Gede on Writing

Senin, Agustus 20, 2012

Evaluasi (Semua) Hakim Tipikor


Oleh Gede H. Cahyana

Bagai guntur di siang bolong, siang itu, setelah upacara peringatan HUT ke-67 RI, dua orang hakim Tipikor ditangkap tim KPK di Semarang. Itu sebabnya, ceramah Idulfitri 1433 H diwarnai juga dengan intonasi kuat tentang suap, korupsi, manipulasi dan sejenisnya (bukan pencurian “ecek-ecek” seperti maling singkong sekadar untuk penangkis lapar kaum fakir miskin). Padahal gaji (baca: penghasilan sebulan) hakim sudah lebih besar daripada umumnya PNS.

Kita masih ingat, betapa marak mafia peradilan dan calo kasus di negeri ini meskipun ada Pedoman Perilaku Hakim yang juga menuai kontroversi. Semua poin dalam pedoman itu bersifat idealis. Hanya saja, waktu itu, ada satu hal yang diperdebatkan, yaitu pemberian hadiah atau upeti. Berkaitan dengan ini, seorang rektor sebuah PTS di Bandung bercerita begini. Suatu hari ia didatangi seseorang yang akan membuatkannya jas. Sebelum mengukur, rektor ini bertanya, apakah kalau dia tidak menjadi rektor orang itu akan datang juga untuk membuatkannya jas?
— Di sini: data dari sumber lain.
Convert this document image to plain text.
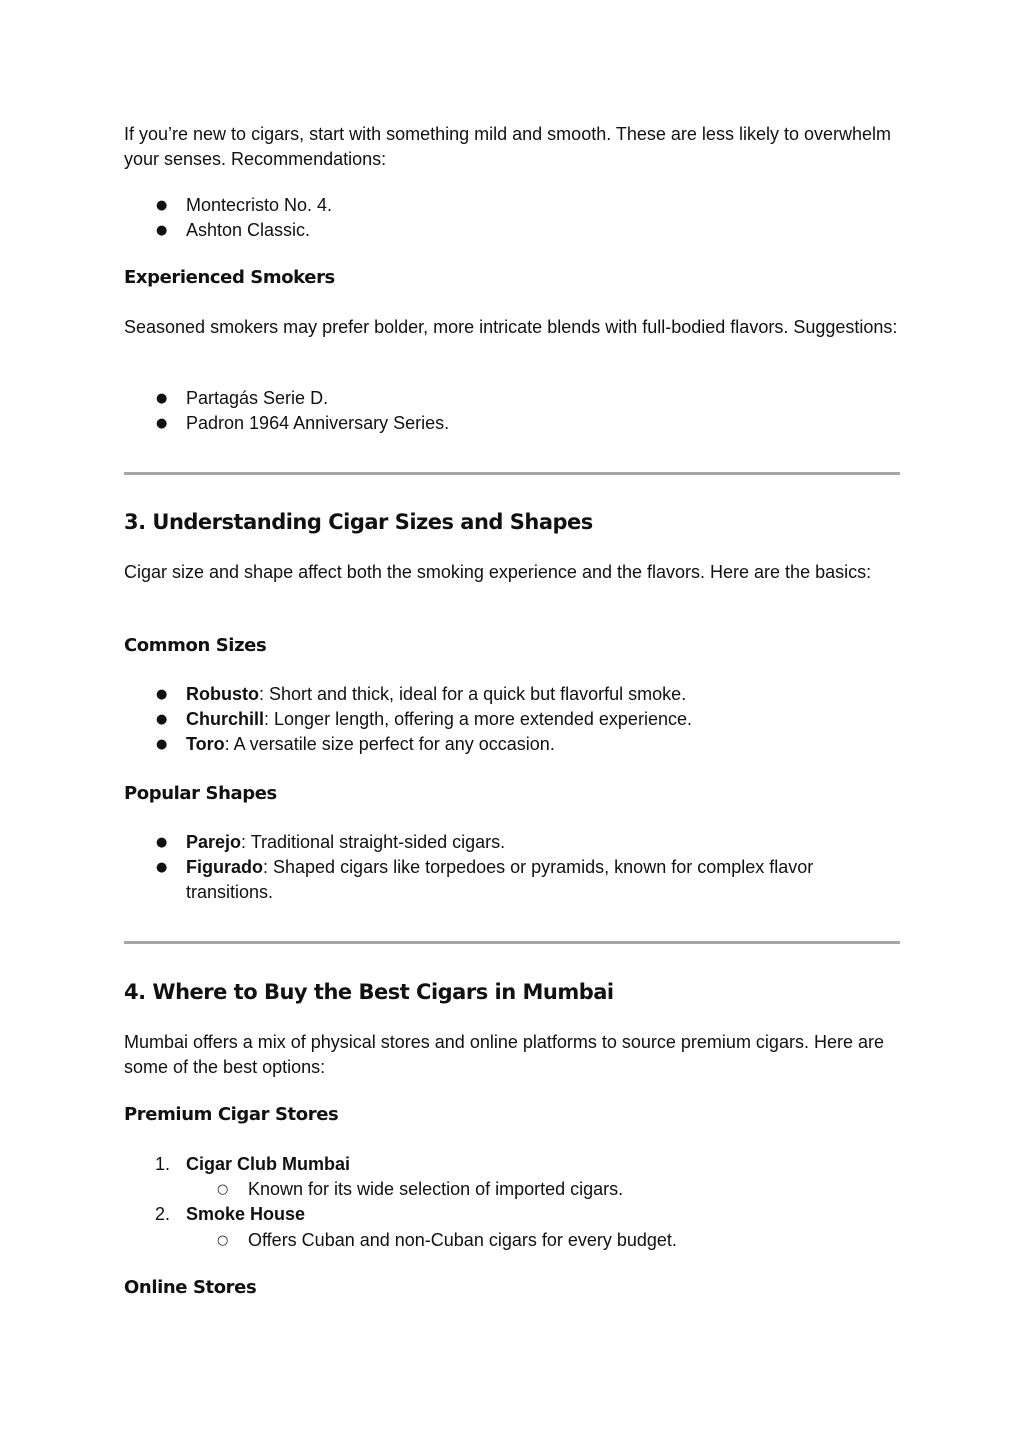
If you’re new to cigars, start with something mild and smooth. These are less likely to overwhelm your senses. Recommendations:

● Montecristo No. 4.

● Ashton Classic.

Experienced Smokers

Seasoned smokers may prefer bolder, more intricate blends with full-bodied flavors. Suggestions:

● Partagás Serie D.

● Padron 1964 Anniversary Series.

3. Understanding Cigar Sizes and Shapes

Cigar size and shape affect both the smoking experience and the flavors. Here are the basics:

Common Sizes
● Robusto: Short and thick, ideal for a quick but flavorful smoke.

● Churchill: Longer length, offering a more extended experience.

● Toro: A versatile size perfect for any occasion.

Popular Shapes
● Parejo: Traditional straight-sided cigars.

● Figurado: Shaped cigars like torpedoes or pyramids, known for complex flavor transitions.

4. Where to Buy the Best Cigars in Mumbai

Mumbai offers a mix of physical stores and online platforms to source premium cigars. Here are some of the best options:

Premium Cigar Stores
1. Cigar Club Mumbai

○ Known for its wide selection of imported cigars.

2. Smoke House

○ Offers Cuban and non-Cuban cigars for every budget.

Online Stores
Ternyata orang itu datang ke rektor karena ada sesuatu yang diharapkannya, berkaitan dengan kelancaran bisnisnya.

Kasus demikian pun kerapkali terjadi di lingkungan petugas hukum yang seharusnya menjadi penegak hukum. Bahkan ada yang sengaja memanfaatkan jabatannya demi raihan harta berupa uang dan barang. Sudah pula jadi rahasia umum, aparat hukum itu, tak hanya hakim tapi juga yang lainnya, berada di titik nadir, tak tampak upaya untuk bangkit. Jangan-jangan aparat hukum kita memang belum pernah berada di atas yang berarti belum pernah turun, yang juga berarti sudah sejak awal berada di titik terendahnya. Sudah rahasia umum, hukum tak berlaku bagi penguasa dan pengusaha besar tapi hanya diterapkan pada rakyat kecil bahkan sewenang-wenang. Masihkah berlaku slogan hukum harus ditegakkan meski esok langit akan runtuh?
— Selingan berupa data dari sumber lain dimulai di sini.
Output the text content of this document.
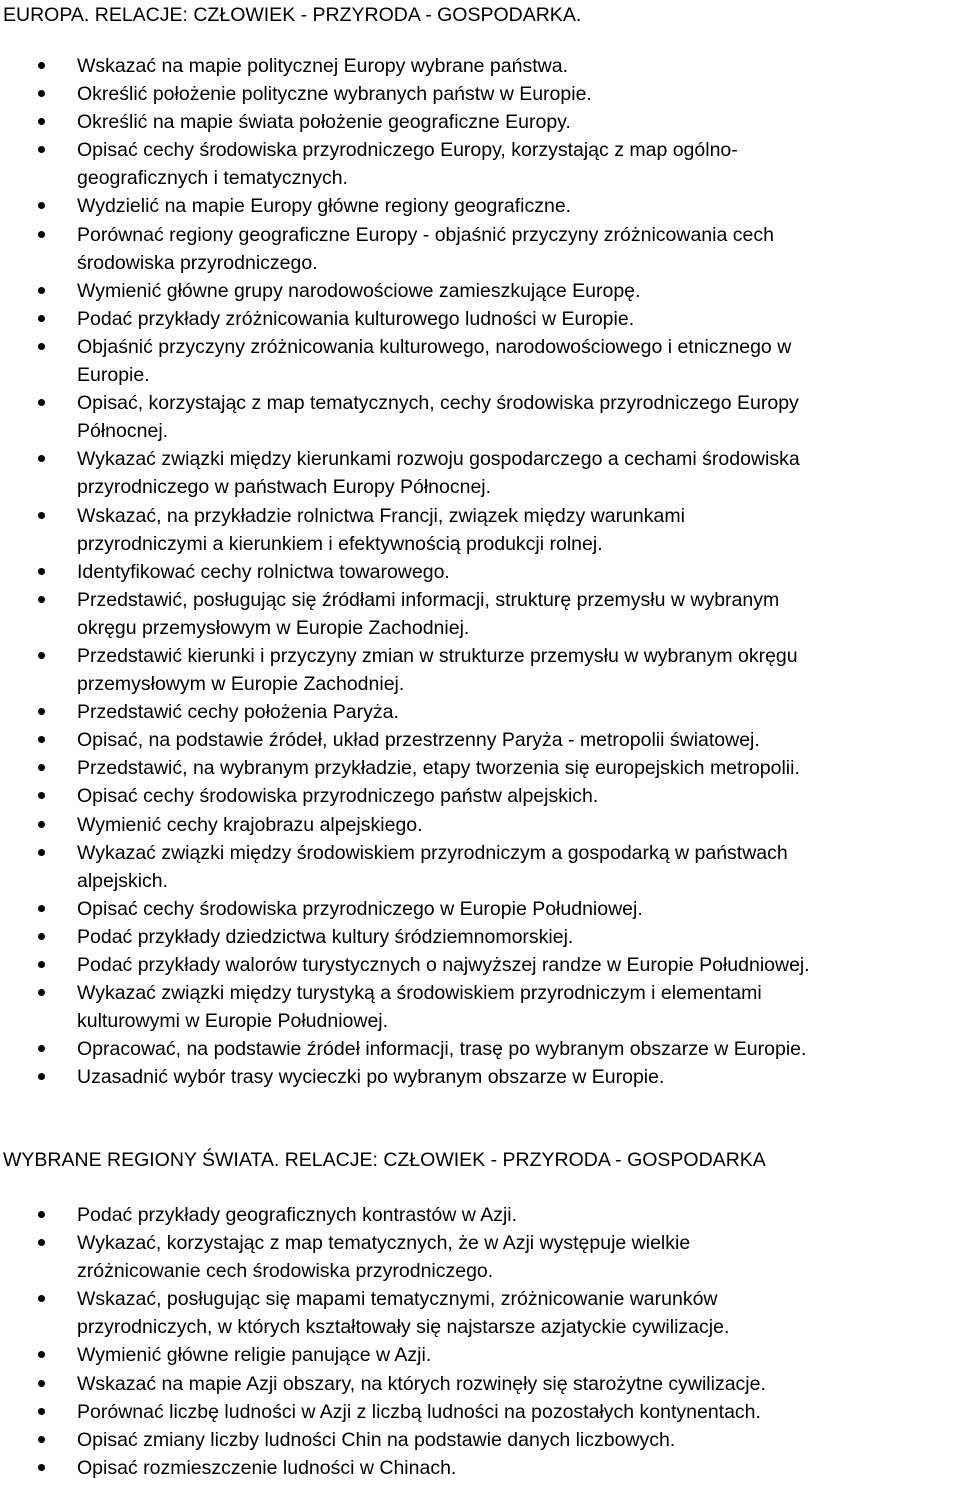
EUROPA. RELACJE: CZŁOWIEK - PRZYRODA - GOSPODARKA.
Wskazać na mapie politycznej Europy wybrane państwa.
Określić położenie polityczne wybranych państw w Europie.
Określić na mapie świata położenie geograficzne Europy.
Opisać cechy środowiska przyrodniczego Europy, korzystając z map ogólno-
geograficznych i tematycznych.
Wydzielić na mapie Europy główne regiony geograficzne.
Porównać regiony geograficzne Europy - objaśnić przyczyny zróżnicowania cech
środowiska przyrodniczego.
Wymienić główne grupy narodowościowe zamieszkujące Europę.
Podać przykłady zróżnicowania kulturowego ludności w Europie.
Objaśnić przyczyny zróżnicowania kulturowego, narodowościowego i etnicznego w
Europie.
Opisać, korzystając z map tematycznych, cechy środowiska przyrodniczego Europy
Północnej.
Wykazać związki między kierunkami rozwoju gospodarczego a cechami środowiska
przyrodniczego w państwach Europy Północnej.
Wskazać, na przykładzie rolnictwa Francji, związek między warunkami
przyrodniczymi a kierunkiem i efektywnością produkcji rolnej.
Identyfikować cechy rolnictwa towarowego.
Przedstawić, posługując się źródłami informacji, strukturę przemysłu w wybranym
okręgu przemysłowym w Europie Zachodniej.
Przedstawić kierunki i przyczyny zmian w strukturze przemysłu w wybranym okręgu
przemysłowym w Europie Zachodniej.
Przedstawić cechy położenia Paryża.
Opisać, na podstawie źródeł, układ przestrzenny Paryża - metropolii światowej.
Przedstawić, na wybranym przykładzie, etapy tworzenia się europejskich metropolii.
Opisać cechy środowiska przyrodniczego państw alpejskich.
Wymienić cechy krajobrazu alpejskiego.
Wykazać związki między środowiskiem przyrodniczym a gospodarką w państwach
alpejskich.
Opisać cechy środowiska przyrodniczego w Europie Południowej.
Podać przykłady dziedzictwa kultury śródziemnomorskiej.
Podać przykłady walorów turystycznych o najwyższej randze w Europie Południowej.
Wykazać związki między turystyką a środowiskiem przyrodniczym i elementami
kulturowymi w Europie Południowej.
Opracować, na podstawie źródeł informacji, trasę po wybranym obszarze w Europie.
Uzasadnić wybór trasy wycieczki po wybranym obszarze w Europie.
WYBRANE REGIONY ŚWIATA. RELACJE: CZŁOWIEK - PRZYRODA - GOSPODARKA
Podać przykłady geograficznych kontrastów w Azji.
Wykazać, korzystając z map tematycznych, że w Azji występuje wielkie
zróżnicowanie cech środowiska przyrodniczego.
Wskazać, posługując się mapami tematycznymi, zróżnicowanie warunków
przyrodniczych, w których kształtowały się najstarsze azjatyckie cywilizacje.
Wymienić główne religie panujące w Azji.
Wskazać na mapie Azji obszary, na których rozwinęły się starożytne cywilizacje.
Porównać liczbę ludności w Azji z liczbą ludności na pozostałych kontynentach.
Opisać zmiany liczby ludności Chin na podstawie danych liczbowych.
Opisać rozmieszczenie ludności w Chinach.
Ada kisah menarik yang terjadi pada zaman Khalifah Al Mansyur. Suatu kali khalifah ingin mengangkat seorang hakim dan ia sudah tahu siapa saja kandidatnya. Ada empat orang sufi yang dipanggilnya. Sufi, pada masa itu, selain tawadhu juga kaya ilmu, bijak, adil. Yang pertama adalah Abu Hanifah, lalu Sofyan Tsauri, Misar dan Suraih. Sebagai orang ‘alim pada zamannya, mereka tahu bahwa pekerjaan hakim sangat berat, salah-salah bisa dibalas dengan neraka di akhirat. Itu sebabnya, masing-masing sudah punya niat untuk menolak jabatan hakim. Sama sekali mereka tak tertarik pada jabatan itu apalagi kampanye di depan khalayak untuk memperoleh dukungan seperti masa kini. 
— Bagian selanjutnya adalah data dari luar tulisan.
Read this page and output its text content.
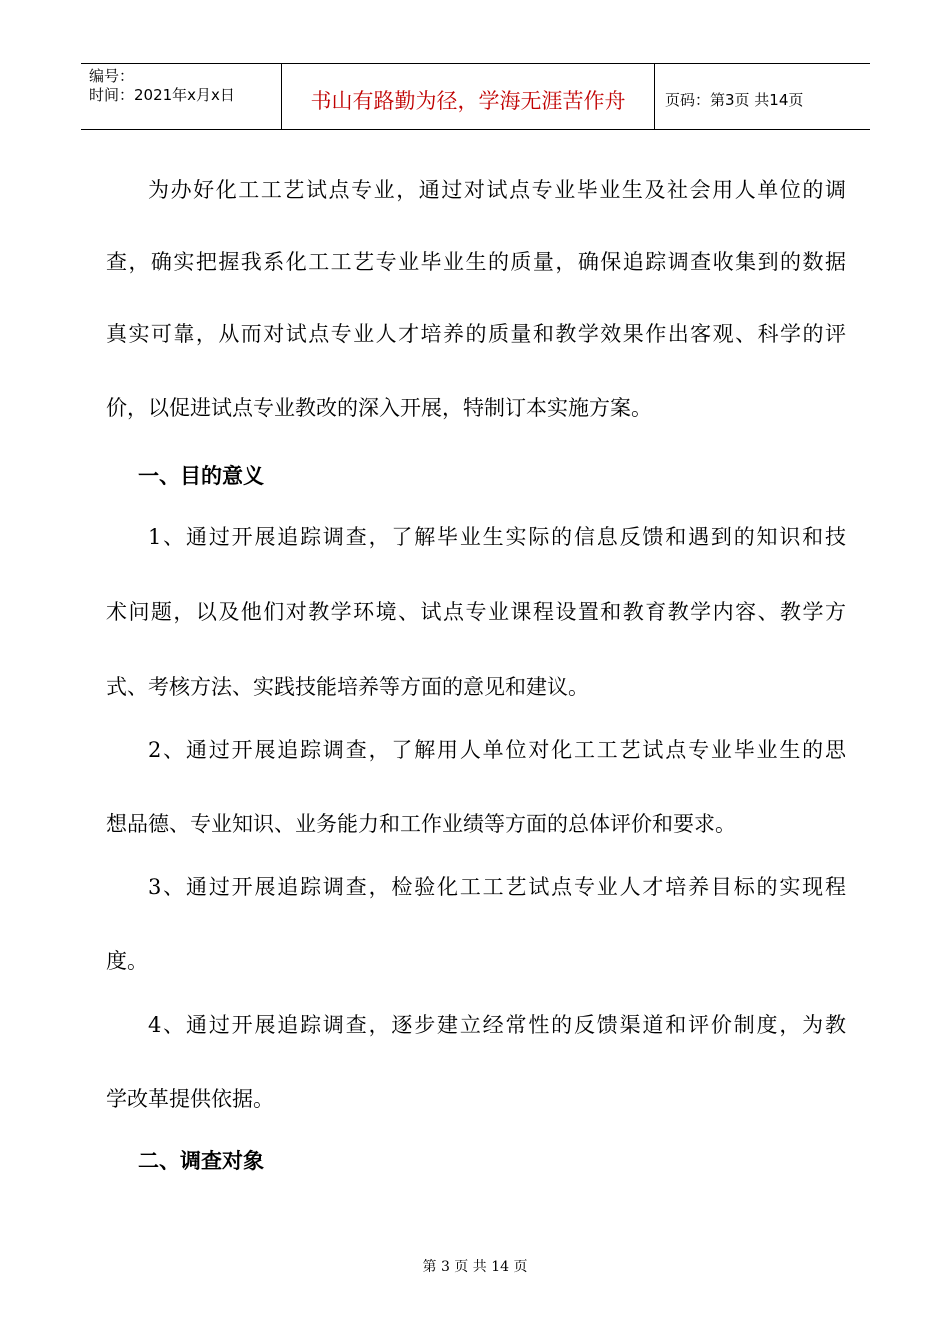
编号：
时间：2021年x月x日	书山有路勤为径，学海无涯苦作舟	页码：第3页 共14页
为办好化工工艺试点专业，通过对试点专业毕业生及社会用人单位的调
查，确实把握我系化工工艺专业毕业生的质量，确保追踪调查收集到的数据
真实可靠，从而对试点专业人才培养的质量和教学效果作出客观、科学的评
价，以促进试点专业教改的深入开展，特制订本实施方案。
一、目的意义
1、通过开展追踪调查，了解毕业生实际的信息反馈和遇到的知识和技
术问题，以及他们对教学环境、试点专业课程设置和教育教学内容、教学方
式、考核方法、实践技能培养等方面的意见和建议。
2、通过开展追踪调查，了解用人单位对化工工艺试点专业毕业生的思
想品德、专业知识、业务能力和工作业绩等方面的总体评价和要求。
3、通过开展追踪调查，检验化工工艺试点专业人才培养目标的实现程
度。
4、通过开展追踪调查，逐步建立经常性的反馈渠道和评价制度，为教
学改革提供依据。
二、调查对象
第 3 页 共 14 页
Abu Hanifah, setelah bertemu muka dengan khalifah, mengutarakan berbagai argumentasi bahwa dirinya tak cocok menjadi hakim meskipun ia dikenal sebagai seorang ulama dan ahli hukum. Lantaran kegigihannya itu, Abu Hanifah terhindar dari jabatan hakim dan ia bersyukur tak mengemban jabatan itu. Sufi lainnya, yaitu Sofyan Tsauri malah melarikan diri demi menghindari tugas berat itu. Yang luar biasa adalah Misar. Besar sekali pengorbanannya karena ia rela berperilaku gila agar khalifah tak memilihnya. Yang terakhir adalah Suraih. Ia juga menolak jabatan itu dengan cara berpura-pura sakit keras. Namun khalifah justru memerintahkan aparatnya untuk mencari tabib terbaik. Mau tak mau, jabatan hakim itu akhirnya disematkan ke pundaknya.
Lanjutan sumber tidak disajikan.